Since it’s been almost 2 years since I posted anything here, let’s have a little recap, shall we? I love seeing how other artists and writers break up their time – how long it takes them to finish projects, how they choose what to focus on. I’m far from consistent, but I think it’s interesting to see the flow of my creative efforts over the course of a year.
- January – May: Finished the first draft of a novella project. Typing “The End” on a new draft was such a relief. I hadn’t finished a draft of anything longer than a short story since 2018, after many, many false starts.
- June – September: Chipped away at my current novel in progress. Wrote several short stories, including my first-ever horror story. I submitted a story to Taco Bell Quarterly, which is exactly what it sounds like: a literary magazine dedicated entirely to Taco Bell. I’m really proud of that story – I wrote something entirely out of my comfort zone, and loved every second of it. If it gets rejected, I’ll be sure to post it in-full here 🙂
- October – November: My friends and I tabled at Houston zine fest, so I spent the bulk of these two months prepping for that. Making art is such a satisfying change of pace from writing, because it’s so much easier to see your progress. It may seem like a small thing, but having a physical end product rather than 80,000 words tucked away in a Scrivener doc can make a world of difference. Also, Zine Fest was a blast!

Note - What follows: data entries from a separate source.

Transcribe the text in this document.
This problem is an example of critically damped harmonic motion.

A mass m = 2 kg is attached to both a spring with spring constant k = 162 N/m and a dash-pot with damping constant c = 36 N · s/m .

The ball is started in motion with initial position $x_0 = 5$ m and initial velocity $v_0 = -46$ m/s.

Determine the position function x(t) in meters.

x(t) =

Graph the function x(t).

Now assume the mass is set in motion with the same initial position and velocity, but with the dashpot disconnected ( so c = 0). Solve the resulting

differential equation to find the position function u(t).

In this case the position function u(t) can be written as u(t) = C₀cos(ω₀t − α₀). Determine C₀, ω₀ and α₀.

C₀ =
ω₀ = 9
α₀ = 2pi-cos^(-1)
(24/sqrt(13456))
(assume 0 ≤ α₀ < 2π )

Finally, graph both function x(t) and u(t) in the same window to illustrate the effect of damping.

- December: I’m about 30,000 words into my novel now, and I’m finally starting to hit my stride with it. One of my biggest struggles this year has been finding the energy for creativity around my full time job. I make my best work when I connect with the draft every day, and that just hasn’t been possible recently. Striking that balance between creative consistency and taking care of myself is so freaking hard, but we’re getting there.
One of the things that inspired me to write this blog post in the first place was the YouTube channel of artist Maria Sisul. Her videos are calming and beautifully shot, and she talks about her creative process with such clarity and purpose. Her videos made me realize that I’ve been trying to brute-force my creativity. I’ve been focusing so much on making myself do the work that I’ve forgotten that there are other structures I can implement for myself outside of tracking word count and measuring progress. What does my creative process actually look like? How can I build routines that support both my productivity and the work itself? Seems obvious, huh? Sometimes I get so caught up in gathering the mental energy required to write that I forget the point of writing itself: imagination, play, and storytelling.
This is Where I Leave You
…but hopefully not for long. I’m feeling a little vulnerable and rusty writing this. I’m worried it’s boring to everyone but myself. But I also know that I love reading about other people’s creative lives, from their triumphs all the way down to the routines and schedules that make the work possible. I hope you do, too.